問題は、実際に「芸能人になりたい」と言われた時のこと。断れる気がしない。だってそうだろう、彼女は「私の子供」という永久条約を手にしている。この言わば、“わがままのタコ殴り権”が、後々のモンスターを生むことだって分かっている。でも、可愛いのだ。それが問題なのである。

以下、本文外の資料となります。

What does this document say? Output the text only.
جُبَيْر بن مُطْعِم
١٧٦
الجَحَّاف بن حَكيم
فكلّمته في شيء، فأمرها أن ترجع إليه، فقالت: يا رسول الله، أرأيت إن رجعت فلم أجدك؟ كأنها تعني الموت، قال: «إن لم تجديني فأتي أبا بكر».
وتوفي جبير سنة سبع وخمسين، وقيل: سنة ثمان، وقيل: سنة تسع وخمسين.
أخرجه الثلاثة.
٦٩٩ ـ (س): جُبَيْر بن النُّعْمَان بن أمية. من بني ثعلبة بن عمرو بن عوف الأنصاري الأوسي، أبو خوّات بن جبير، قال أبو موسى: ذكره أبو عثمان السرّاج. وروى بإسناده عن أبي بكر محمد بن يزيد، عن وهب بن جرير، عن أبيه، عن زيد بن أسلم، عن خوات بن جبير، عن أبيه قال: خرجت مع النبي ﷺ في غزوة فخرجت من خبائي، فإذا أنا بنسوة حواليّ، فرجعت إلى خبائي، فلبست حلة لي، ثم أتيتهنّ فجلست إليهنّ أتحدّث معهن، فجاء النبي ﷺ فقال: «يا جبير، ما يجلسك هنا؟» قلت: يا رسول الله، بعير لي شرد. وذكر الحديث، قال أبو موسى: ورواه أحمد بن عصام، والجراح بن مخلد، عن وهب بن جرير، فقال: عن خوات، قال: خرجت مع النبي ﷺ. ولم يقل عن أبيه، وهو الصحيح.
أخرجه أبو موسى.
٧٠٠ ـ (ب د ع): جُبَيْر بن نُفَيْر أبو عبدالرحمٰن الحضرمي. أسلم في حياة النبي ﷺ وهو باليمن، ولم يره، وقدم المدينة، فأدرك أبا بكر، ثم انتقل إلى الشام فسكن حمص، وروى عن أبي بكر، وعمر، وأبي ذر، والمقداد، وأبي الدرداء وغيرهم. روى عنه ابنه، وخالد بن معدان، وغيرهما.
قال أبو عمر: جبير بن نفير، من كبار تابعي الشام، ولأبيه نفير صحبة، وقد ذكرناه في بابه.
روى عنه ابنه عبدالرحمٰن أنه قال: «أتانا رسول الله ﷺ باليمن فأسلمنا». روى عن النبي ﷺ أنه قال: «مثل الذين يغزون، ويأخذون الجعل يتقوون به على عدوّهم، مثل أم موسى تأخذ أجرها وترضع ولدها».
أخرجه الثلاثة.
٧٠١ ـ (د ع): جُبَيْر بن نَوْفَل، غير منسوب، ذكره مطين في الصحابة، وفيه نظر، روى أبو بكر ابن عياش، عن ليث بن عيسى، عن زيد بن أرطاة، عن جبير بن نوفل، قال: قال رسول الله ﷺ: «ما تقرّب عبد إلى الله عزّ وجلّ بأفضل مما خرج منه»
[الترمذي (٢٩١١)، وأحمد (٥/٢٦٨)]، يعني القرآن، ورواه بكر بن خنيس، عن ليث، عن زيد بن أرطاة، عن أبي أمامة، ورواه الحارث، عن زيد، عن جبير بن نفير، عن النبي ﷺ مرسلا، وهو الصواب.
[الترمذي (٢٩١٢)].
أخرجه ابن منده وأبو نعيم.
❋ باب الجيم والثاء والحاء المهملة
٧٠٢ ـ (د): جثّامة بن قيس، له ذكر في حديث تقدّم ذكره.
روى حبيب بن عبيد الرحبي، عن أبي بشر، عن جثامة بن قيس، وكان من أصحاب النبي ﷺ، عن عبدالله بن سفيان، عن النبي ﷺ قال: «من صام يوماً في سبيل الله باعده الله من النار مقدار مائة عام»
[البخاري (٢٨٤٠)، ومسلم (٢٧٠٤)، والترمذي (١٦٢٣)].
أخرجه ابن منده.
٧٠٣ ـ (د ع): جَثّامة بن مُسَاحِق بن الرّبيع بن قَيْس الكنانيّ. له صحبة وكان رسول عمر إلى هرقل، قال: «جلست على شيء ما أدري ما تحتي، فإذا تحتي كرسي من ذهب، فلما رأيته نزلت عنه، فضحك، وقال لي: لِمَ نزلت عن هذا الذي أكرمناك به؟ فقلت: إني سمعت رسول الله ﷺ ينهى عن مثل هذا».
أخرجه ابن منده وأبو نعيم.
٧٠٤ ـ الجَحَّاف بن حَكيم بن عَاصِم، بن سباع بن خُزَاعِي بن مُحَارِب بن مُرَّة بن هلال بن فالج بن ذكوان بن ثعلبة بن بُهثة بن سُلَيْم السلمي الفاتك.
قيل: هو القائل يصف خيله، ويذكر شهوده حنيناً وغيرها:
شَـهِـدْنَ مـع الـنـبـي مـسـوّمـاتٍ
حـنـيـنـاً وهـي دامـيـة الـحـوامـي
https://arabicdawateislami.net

彼女が生まれたばかりの頃私には仕事がなかった。学校へ行くようになって、周りから「お前の父ちゃんテレビ出てないじゃん!」とか言われたことだってあったはず。でも彼女の口からはそんな愚痴を聞いたこともない。やがて、仕事に恵まれ出し、入院部屋や家のグレード、私立校受験、車、旅行などなど生活は激変。彼女なりに実感したはずである。彼女には、次女が平気で高いものを「買って!」とか言うような無邪気さがない。私が招いた貧しさが無邪気さを奪い、彼女を遠慮深くさせた。しかし、無の状態から「マキタスポーツの娘さん?」と言われる機会を得た経験は、次女以下、他の子供たちにはないことなのである。彼女は前人未到の「マキタスポーツの娘」なのだ。
過日、思い切って訊いてみた。
「将来、何になりたいのか」
「……まだ考えていない」
「もう16歳なんだし、そろそろ将来のことを考えていた方がいい」
「安心して欲しい……芸能人にはならない」
絶対嘘なのである。絶対、芸能人になりたいはずなのだ。